Nneka. My cousin. Twenty. Half-woman, half-WhatsApp GIFs. I hadn't seen her in almost a year, since she moved to Ibadan with her mom. I didn't know she was in town. I pulled the door open. She beamed. "Ah-ah. You don lose weight o. Hunger dey show you pepper?" I laughed before I could stop myself. The sound felt foreign in my throat. Unpracticed. She pushed past me with small nylon bags and that noisy, beautiful energy only young people still have. Bread. Egg. Pure water. Malt. Gala. "Before you form hard girl," she said, "sit down, chop something."

I did. I sat. I chewed slowly. She talked—school gist, her new crush, the boarding house matron who always smelled like onions. She was chaos and warmth, noise and care, all wrapped in one, and for the first time in weeks, the room felt alive.

"I know say things hard," she said at one point, her voice lower, eyes gentler. "But you still be my favorite person." I blinked. "Why?"

"Because you no fake am. You dey always talk true, even when the truth na fire."
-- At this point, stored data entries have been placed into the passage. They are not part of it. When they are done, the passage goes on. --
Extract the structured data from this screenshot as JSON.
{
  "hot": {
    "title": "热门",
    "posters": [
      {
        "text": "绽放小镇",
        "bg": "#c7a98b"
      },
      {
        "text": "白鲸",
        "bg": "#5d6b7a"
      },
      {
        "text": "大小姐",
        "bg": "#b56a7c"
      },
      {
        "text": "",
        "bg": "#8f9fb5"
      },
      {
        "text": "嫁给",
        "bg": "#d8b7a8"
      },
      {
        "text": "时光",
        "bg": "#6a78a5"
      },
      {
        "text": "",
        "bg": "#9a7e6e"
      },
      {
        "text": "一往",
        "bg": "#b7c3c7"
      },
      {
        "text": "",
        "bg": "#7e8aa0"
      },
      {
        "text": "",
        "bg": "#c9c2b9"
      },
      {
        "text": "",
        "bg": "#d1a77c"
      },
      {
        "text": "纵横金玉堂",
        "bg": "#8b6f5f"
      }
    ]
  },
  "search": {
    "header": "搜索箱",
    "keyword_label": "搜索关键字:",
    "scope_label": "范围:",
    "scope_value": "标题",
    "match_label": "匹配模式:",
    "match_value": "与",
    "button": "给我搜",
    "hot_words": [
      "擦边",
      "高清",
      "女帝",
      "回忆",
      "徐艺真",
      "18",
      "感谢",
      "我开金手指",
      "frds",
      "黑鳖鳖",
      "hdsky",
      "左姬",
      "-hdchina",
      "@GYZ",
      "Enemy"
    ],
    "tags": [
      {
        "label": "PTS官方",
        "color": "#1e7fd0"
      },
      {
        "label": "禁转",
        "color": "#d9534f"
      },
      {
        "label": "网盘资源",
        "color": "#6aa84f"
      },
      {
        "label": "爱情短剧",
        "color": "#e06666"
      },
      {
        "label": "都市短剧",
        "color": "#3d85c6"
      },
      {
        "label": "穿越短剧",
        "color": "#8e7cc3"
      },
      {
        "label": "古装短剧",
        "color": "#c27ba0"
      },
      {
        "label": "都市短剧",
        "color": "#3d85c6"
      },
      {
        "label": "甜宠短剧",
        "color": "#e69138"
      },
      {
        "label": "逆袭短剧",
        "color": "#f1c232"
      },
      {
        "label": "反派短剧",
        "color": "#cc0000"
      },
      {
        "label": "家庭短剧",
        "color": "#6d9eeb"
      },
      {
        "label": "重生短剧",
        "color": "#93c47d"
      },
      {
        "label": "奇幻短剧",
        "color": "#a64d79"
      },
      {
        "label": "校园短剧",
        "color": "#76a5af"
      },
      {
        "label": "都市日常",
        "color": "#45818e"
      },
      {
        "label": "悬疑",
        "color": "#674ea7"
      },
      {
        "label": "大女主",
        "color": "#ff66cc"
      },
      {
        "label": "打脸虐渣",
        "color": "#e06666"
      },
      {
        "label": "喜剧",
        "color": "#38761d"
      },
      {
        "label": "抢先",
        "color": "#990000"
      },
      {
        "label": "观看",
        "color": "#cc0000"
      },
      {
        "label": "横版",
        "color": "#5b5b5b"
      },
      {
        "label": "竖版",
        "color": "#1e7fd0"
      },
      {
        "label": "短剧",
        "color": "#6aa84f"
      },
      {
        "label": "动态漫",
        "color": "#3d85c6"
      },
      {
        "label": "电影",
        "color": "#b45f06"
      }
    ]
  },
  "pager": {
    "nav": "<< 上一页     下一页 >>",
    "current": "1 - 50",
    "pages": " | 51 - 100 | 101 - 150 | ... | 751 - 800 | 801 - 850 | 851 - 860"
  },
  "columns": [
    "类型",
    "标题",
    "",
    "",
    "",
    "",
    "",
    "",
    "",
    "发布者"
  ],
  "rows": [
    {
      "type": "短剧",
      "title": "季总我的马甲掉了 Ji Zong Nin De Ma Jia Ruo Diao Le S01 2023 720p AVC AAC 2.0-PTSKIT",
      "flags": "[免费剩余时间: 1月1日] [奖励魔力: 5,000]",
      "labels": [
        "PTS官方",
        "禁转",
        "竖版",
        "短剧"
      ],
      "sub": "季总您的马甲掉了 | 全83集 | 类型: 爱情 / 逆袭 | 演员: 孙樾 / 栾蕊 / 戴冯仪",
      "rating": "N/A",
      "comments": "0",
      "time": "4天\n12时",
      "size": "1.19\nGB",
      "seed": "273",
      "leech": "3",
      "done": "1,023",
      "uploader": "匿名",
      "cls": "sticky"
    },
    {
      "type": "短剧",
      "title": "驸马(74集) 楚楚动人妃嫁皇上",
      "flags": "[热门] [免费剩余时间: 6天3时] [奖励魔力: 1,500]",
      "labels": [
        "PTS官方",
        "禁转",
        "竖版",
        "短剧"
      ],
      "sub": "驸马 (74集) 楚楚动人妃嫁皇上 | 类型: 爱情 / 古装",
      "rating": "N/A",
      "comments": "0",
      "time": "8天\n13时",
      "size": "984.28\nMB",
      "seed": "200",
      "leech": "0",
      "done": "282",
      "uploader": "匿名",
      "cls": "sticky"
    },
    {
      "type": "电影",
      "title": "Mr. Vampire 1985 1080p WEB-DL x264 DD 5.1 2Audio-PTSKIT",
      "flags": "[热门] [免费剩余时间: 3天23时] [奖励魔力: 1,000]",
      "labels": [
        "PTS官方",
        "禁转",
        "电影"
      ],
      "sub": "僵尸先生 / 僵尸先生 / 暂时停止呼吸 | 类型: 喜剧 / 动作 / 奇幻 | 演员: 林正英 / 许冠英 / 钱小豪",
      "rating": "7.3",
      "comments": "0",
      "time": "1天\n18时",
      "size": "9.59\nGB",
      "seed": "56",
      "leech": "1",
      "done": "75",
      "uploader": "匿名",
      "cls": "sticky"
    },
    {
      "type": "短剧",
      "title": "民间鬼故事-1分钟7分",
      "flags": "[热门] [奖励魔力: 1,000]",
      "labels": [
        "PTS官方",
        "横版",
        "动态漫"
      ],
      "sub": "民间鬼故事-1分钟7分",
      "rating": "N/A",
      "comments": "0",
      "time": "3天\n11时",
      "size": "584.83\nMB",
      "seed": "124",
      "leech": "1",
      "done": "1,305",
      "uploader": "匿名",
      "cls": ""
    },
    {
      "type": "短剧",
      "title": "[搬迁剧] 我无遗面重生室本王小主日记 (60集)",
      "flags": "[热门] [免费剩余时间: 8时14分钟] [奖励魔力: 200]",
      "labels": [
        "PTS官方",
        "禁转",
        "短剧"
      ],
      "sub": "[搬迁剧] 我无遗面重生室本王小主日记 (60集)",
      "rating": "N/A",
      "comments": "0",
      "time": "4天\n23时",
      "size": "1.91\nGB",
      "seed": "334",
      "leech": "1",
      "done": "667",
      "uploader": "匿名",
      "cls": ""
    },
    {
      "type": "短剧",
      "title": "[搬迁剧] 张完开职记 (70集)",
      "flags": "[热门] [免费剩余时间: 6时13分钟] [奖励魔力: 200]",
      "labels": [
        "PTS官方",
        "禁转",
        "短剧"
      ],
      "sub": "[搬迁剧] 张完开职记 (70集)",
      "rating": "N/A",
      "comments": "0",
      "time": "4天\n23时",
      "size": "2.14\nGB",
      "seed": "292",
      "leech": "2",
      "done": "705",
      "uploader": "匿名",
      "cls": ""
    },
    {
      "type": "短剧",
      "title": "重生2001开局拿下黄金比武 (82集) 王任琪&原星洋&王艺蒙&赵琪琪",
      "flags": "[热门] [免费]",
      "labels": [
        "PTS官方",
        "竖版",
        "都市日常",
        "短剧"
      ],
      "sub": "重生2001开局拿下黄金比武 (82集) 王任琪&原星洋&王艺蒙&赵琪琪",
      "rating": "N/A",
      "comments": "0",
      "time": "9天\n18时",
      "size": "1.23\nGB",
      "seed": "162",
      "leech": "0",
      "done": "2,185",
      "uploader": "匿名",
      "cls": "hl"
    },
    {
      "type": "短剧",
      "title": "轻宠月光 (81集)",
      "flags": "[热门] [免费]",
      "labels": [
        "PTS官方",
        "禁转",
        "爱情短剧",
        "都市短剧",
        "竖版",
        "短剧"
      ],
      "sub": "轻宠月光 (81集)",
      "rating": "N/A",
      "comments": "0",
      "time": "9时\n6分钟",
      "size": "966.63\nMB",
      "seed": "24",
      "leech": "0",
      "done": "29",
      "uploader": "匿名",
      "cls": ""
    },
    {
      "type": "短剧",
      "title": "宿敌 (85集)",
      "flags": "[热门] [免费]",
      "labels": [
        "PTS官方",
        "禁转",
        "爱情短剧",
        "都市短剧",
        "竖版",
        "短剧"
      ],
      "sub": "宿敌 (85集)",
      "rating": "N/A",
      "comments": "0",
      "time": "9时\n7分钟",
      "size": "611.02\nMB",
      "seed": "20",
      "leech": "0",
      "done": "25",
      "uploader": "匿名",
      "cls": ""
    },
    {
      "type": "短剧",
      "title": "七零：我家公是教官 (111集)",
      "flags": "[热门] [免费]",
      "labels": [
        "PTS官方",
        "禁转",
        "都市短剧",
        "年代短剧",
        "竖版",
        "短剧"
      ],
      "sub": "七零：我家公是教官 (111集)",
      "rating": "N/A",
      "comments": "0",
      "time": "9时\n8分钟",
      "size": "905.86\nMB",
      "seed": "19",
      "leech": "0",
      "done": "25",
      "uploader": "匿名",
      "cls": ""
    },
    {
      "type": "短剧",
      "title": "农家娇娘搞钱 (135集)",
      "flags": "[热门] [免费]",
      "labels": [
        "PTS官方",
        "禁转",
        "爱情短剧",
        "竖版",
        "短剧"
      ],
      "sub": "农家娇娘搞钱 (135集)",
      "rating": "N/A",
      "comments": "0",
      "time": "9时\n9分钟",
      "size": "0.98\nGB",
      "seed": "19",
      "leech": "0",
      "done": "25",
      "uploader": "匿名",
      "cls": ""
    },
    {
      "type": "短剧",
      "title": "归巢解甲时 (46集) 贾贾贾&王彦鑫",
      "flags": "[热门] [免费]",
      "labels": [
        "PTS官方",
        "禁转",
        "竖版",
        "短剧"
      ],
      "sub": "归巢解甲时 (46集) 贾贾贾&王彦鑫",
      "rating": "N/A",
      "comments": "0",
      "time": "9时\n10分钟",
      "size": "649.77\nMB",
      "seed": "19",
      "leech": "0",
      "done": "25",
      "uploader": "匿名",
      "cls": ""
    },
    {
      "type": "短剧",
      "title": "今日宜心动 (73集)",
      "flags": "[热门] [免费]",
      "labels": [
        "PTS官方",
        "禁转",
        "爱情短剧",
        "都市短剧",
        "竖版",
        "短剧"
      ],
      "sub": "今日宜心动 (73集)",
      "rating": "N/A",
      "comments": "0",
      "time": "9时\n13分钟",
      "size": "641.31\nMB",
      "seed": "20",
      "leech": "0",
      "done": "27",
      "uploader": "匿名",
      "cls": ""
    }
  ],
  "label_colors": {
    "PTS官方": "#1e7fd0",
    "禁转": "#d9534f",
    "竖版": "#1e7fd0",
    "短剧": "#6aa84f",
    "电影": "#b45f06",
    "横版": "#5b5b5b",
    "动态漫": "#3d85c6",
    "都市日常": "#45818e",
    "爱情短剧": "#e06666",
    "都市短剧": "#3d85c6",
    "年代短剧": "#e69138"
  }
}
I didn't say anything. I couldn't. She reached into her pocket and handed me ₦1,500. "It's not much," she said. "But use it buy indomie or airtime or whatever your heart needs."

I wanted to refuse. Pride stretched its throat.

But I took it. Because sometimes, surviving means accepting small mercies from unexpected places. Before she left, she hugged me. Tight. The kind of hug that says, I see you. I may not understand, but I see you. When the door closed behind her, I sat in silence. No miracle had happened. I was still broke. Still stuck. Still angry. But the ache was quieter. The shadows weren't pressing in as tightly, and in a world that hadn't given me much, a warm meal and a hug from someone who still saw me—that was something.

Not salvation. But mercy. Small. Quiet. Real.